5. Use Cases / Practical Scenarios
Transport & Logistics
Construction of highways, railways, airports, and ports.
Loan supports land acquisition, equipment procurement, and engineering contracts.
Energy Infrastructure
Building renewable energy plants (solar, wind, hydro) or conventional power stations.
Financing covers turbines, grids, substations, and technology licenses.
Urban Development
Housing estates, industrial parks, and smart city projects.
Loan used for large-scale construction, utilities, and public amenities.
Water & Sanitation
Dams, pipelines, and treatment plants.
Loan funds feasibility studies, construction, and regulatory compliance.
Digital Infrastructure
Telecom towers, fiber optic networks, data centers.
Loan supports rollout of broadband and digital connectivity nationwide.
6. Benefits
Large-Scale Financing: Designed for capital-heavy projects beyond the reach of typical business loans.
Extended Tenor: Matches the long gestation periods of infrastructure projects.
USD Denomination: Provides stability against local currency volatility.
Grace Periods: Reduce financial stress during construction phases.
Reputation Boost: Securing a LendRoam infrastructure loan enhances credibility with governments, regulators, and international partners.
7. Risks & Considerations
Execution Risks: Construction delays, cost overruns, or supply chain disruptions.
Regulatory Risks: Project cancellations or delays due to changing political environments.
Currency Risks: Local revenues vs. USD repayments.
Environmental Risks: ESG non-compliance may lead to reputational and financial penalties.
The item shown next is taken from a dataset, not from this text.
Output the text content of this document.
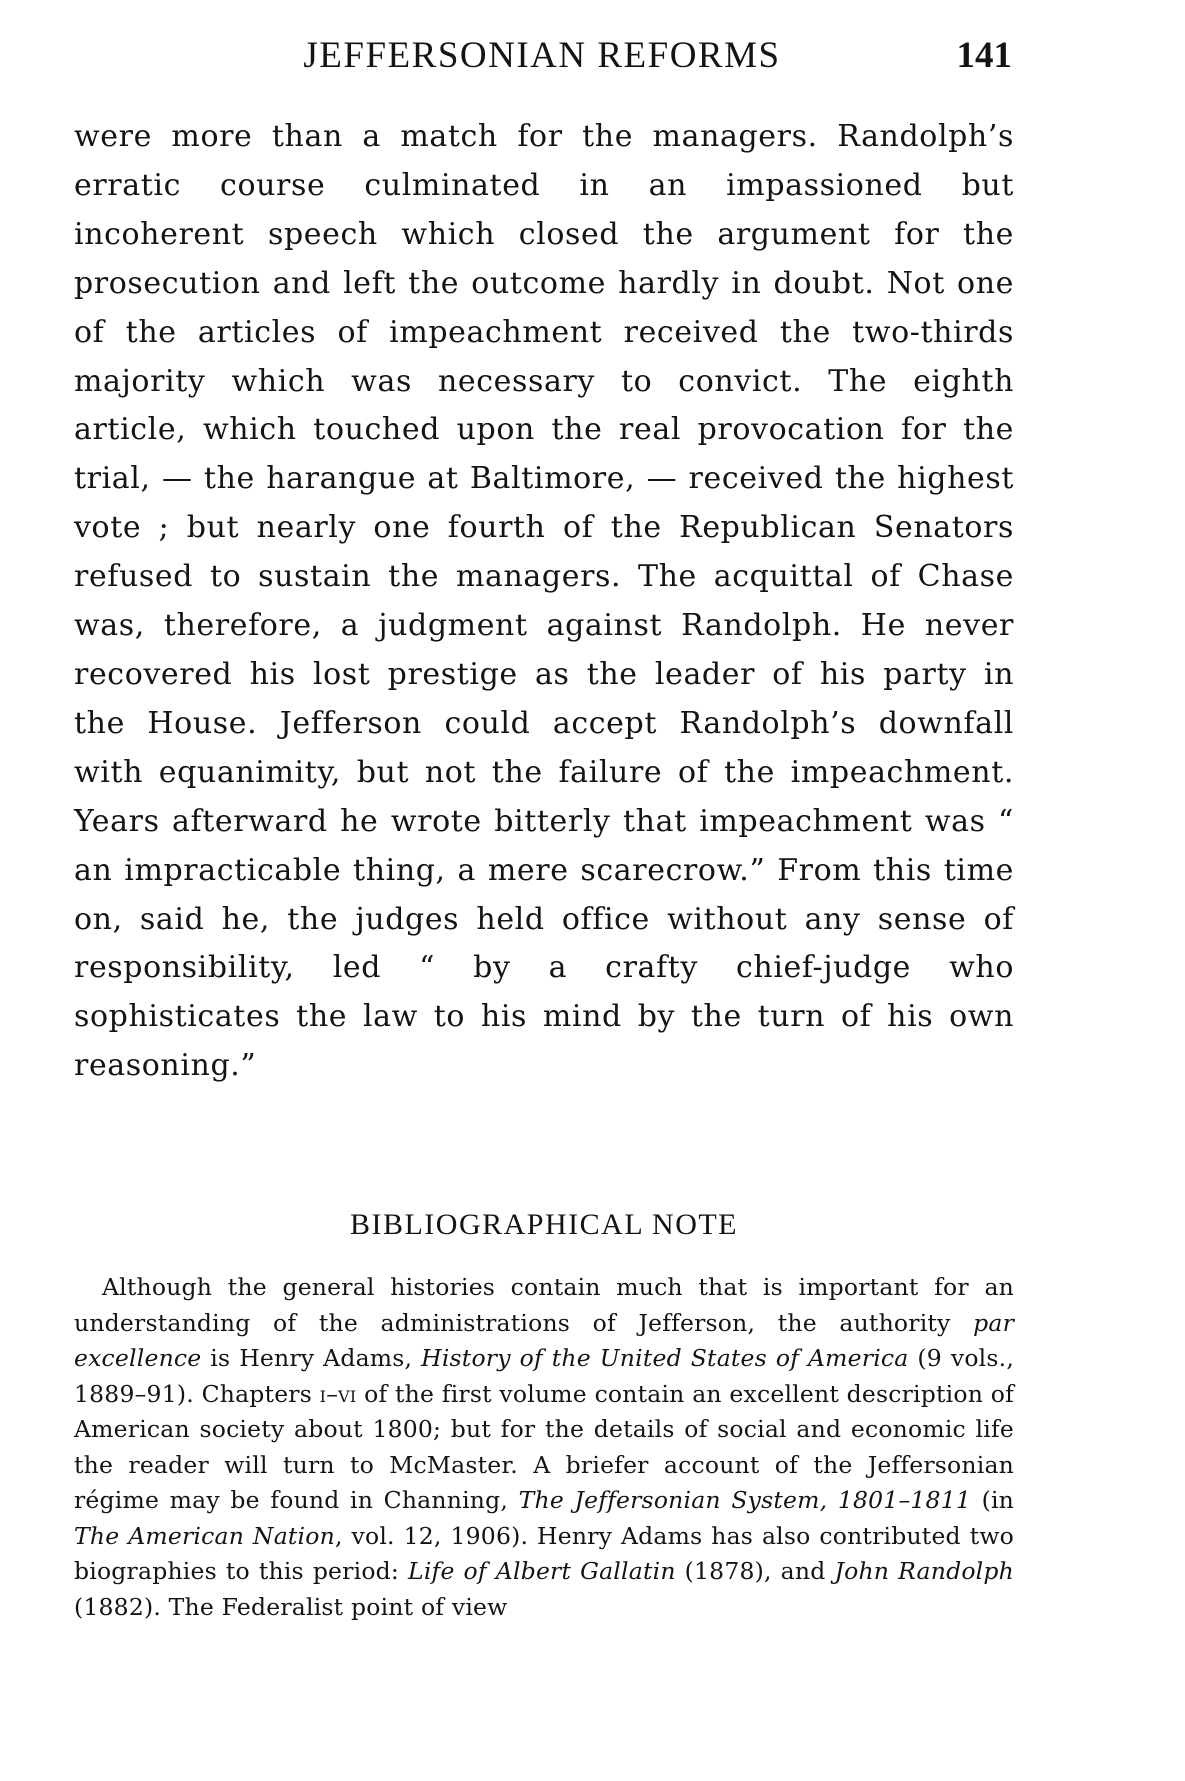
JEFFERSONIAN REFORMS	141

were more than a match for the managers. Randolph’s erratic course culminated in an impassioned but incoherent speech which closed the argument for the prosecution and left the outcome hardly in doubt. Not one of the articles of impeachment received the two-thirds majority which was necessary to convict. The eighth article, which touched upon the real provocation for the trial, — the harangue at Baltimore, — received the highest vote ; but nearly one fourth of the Republican Senators refused to sustain the managers. The acquittal of Chase was, therefore, a judgment against Randolph. He never recovered his lost prestige as the leader of his party in the House. Jefferson could accept Randolph’s downfall with equanimity, but not the failure of the impeachment. Years afterward he wrote bitterly that impeachment was “ an impracticable thing, a mere scarecrow.” From this time on, said he, the judges held office without any sense of responsibility, led “ by a crafty chief-judge who sophisticates the law to his mind by the turn of his own reasoning.”

BIBLIOGRAPHICAL NOTE

Although the general histories contain much that is important for an understanding of the administrations of Jefferson, the authority par excellence is Henry Adams, History of the United States of America (9 vols., 1889–91). Chapters i–vi of the first volume contain an excellent description of American society about 1800; but for the details of social and economic life the reader will turn to McMaster. A briefer account of the Jeffersonian régime may be found in Channing, The Jeffersonian System, 1801–1811 (in The American Nation, vol. 12, 1906). Henry Adams has also contributed two biographies to this period: Life of Albert Gallatin (1878), and John Randolph (1882). The Federalist point of view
Collateral Risks: Large assets may be pledged; defaults could lead to seizure or government intervention.
8. Regulatory and Compliance Aspects
Borrowers must provide:
Feasibility reports, ESIA studies, and permits.
Annual audited project and company accounts.
Adherence to IFC performance standards, AML/KYC laws, and local regulations.
LendRoam ensures:
Independent project monitoring and compliance audits.
Regular progress reports and site visits.
Legal protections via covenants in loan agreements.
9. Case Study (Hypothetical Example)
Business: GreenEnergy Consortium
Project: 500MW solar energy farm across multiple states.Loan Usage: Procurement of solar panels, grid connections, land development, and workforce training.
Impact: Provided electricity to 2 million households, reduced carbon emissions, and created 10,000 jobs.
Repayment: Grace period during construction, then semi-annual repayments tied to power purchase agreements.
10. Conclusion
The Infrastructure Build Loan Plan is the most capital-intensive and transformative product in LendRoam’s portfolio. It empowers borrowers to deliver nation-shaping projects, improve livelihoods, and stimulate long-term economic development.
By removing specific loan amounts, this plan remains scalable and adaptable — whether for mid-sized developers working on housing estates or multinational consortia constructing nationwide energy grids.
It combines financial depth, long-term flexibility, and global best practices in compliance, ensuring projects not only get built but also succeed sustainably.